3. Status/Enum Columns Used in WHERE Clauses
-- ❌ Scanning millions of jobs to find the 100 that are 'pending'
SELECT * FROM jobs WHERE status = 'pending' ORDER BY created_at LIMIT 100
-- ✅ Partial index — only indexes rows where status = 'pending'
-- Much smaller than a full index, faster updates
CREATE INDEX ON jobs (created_at) WHERE status = 'pending';
4. Columns Used in ORDER BY
-- ❌ Sorting 5 million rows without an index — filesort in memory
SELECT * FROM articles ORDER BY published_at DESC LIMIT 20
-- ✅ Index the sort column
CREATE INDEX ON articles (published_at DESC);
-- Or with a filter:
CREATE INDEX ON articles (published_at DESC) WHERE published = true;
Multi-Column Indexes — Order Matters
-- Query: WHERE tenant_id = ? AND status = ? ORDER BY created_at DESC
-- ❌ Wrong index — can't use it for the full query
CREATE INDEX ON orders (created_at, tenant_id, status);
-- ✅ Right order: equality columns first, range/sort column last
CREATE INDEX ON orders (tenant_id, status, created_at DESC);
-- Rules: equality filters first, then range/ORDER BY columns
The "leftmost prefix" rule: a composite index (a, b, c) can be used for queries filtering on a, a + b, or a + b + c — but not b alone or c alone.
Adding Indexes Without Downtime
In PostgreSQL, a regular CREATE INDEX locks the table for writes during the build.

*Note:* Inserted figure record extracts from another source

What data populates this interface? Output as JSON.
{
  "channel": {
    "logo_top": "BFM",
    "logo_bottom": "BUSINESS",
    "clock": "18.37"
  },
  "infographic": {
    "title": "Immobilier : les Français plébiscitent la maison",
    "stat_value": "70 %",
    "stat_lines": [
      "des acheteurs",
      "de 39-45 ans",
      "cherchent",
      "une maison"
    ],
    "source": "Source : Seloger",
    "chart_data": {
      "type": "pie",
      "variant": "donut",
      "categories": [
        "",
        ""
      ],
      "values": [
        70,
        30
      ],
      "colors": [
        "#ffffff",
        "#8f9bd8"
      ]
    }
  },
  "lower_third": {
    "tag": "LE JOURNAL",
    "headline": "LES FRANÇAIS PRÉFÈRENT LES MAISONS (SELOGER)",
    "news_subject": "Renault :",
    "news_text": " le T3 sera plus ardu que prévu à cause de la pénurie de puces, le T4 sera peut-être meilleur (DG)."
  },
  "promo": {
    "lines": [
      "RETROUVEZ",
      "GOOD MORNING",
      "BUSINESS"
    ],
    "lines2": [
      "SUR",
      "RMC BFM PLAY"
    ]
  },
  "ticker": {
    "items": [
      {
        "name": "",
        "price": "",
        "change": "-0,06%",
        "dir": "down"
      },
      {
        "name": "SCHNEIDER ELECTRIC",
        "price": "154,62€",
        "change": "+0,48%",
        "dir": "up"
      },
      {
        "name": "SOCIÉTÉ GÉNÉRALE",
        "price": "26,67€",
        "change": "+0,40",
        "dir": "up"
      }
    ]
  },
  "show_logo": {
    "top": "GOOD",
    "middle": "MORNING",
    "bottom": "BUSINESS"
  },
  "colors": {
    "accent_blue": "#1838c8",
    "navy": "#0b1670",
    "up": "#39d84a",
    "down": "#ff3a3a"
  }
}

On a large table, this can take minutes:
-- ❌ Locks table for writes during index build (minutes on large table)
CREATE INDEX ON orders (user_id);
-- ✅ CONCURRENTLY — builds index without write lock
-- Slower, can't run in a transaction, but doesn't block
CREATE INDEX CONCURRENTLY ON orders (user_id);
// In migrations — always use CONCURRENTLY for large tables
// knex migration example:
exports.up = async (knex) => {
// Run concurrently to avoid locking production
await knex.raw('CREATE INDEX CONCURRENTLY IF NOT EXISTS orders_user_id_idx ON orders (user_id)')
}
Automatically Suggested Indexes
PostgreSQL can tell you what indexes it wishes existed:
-- After running a slow query, check pg_stat_user_tables
-- But better: ask the query planner directly
EXPLAIN (FORMAT JSON, BUFFERS)
SELECT * FROM orders WHERE user_id = '123' AND status = 'pending';
-- If you see "Seq Scan" with high cost, the planner is telling you
-- it would prefer an index here
-- Enable pg_stat_statements and look for high mean_exec_time:
SELECT query, mean_exec_time, calls
FROM pg_stat_statements
WHERE mean_exec_time > 100 -- queries averaging > 100ms
ORDER BY mean_exec_time DESC;
Index Bloat — When Indexes Grow Stale
-- Dead rows from UPDATE/DELETE accumulate in indexes
-- Check index bloat:
SELECT
tablename,
indexname,
pg_size_pretty(pg_relation_size(indexrelid)) AS index_size,
idx_scan
FROM pg_stat_user_indexes
ORDER BY pg_relation_size(indexrelid) DESC;
-- Rebuild bloated indexes (CONCURRENTLY to avoid locks):
REINDEX INDEX CONCURRENTLY orders_user_id_idx;
-- Or autovacuum handles this automatically if configured correctly
Missing Index Checklist
- ✅ Index every foreign key column
- ✅ Index columns used in
WHERE,ORDER BY,GROUP BYon large tables - ✅ Use partial indexes for low-cardinality status columns
- ✅ Use composite indexes with equality columns first, range/sort last
- ✅ Use
CREATE INDEX CONCURRENTLYin production migrations - ✅ Run
EXPLAIN ANALYZEon slow queries to confirm index usage - ✅ Check
pg_stat_user_tablesregularly for highseq_scancounts - ✅ Drop unused indexes (
idx_scan = 0) to reduce write overhead
Conclusion
Missing indexes are the most common cause of "it was fast in dev, slow in prod" — the data volume difference hides the problem. The fix is usually two SQL lines: find the missing index with EXPLAIN ANALYZE or pg_stat_user_tables, then CREATE INDEX CONCURRENTLY. The hardest part is knowing which columns to index: foreign keys always, timestamp columns used in range queries, status columns with partial indexes, and ORDER BY columns. Set up slow query logging and check pg_stat_statements weekly — you'll catch problems long before users do.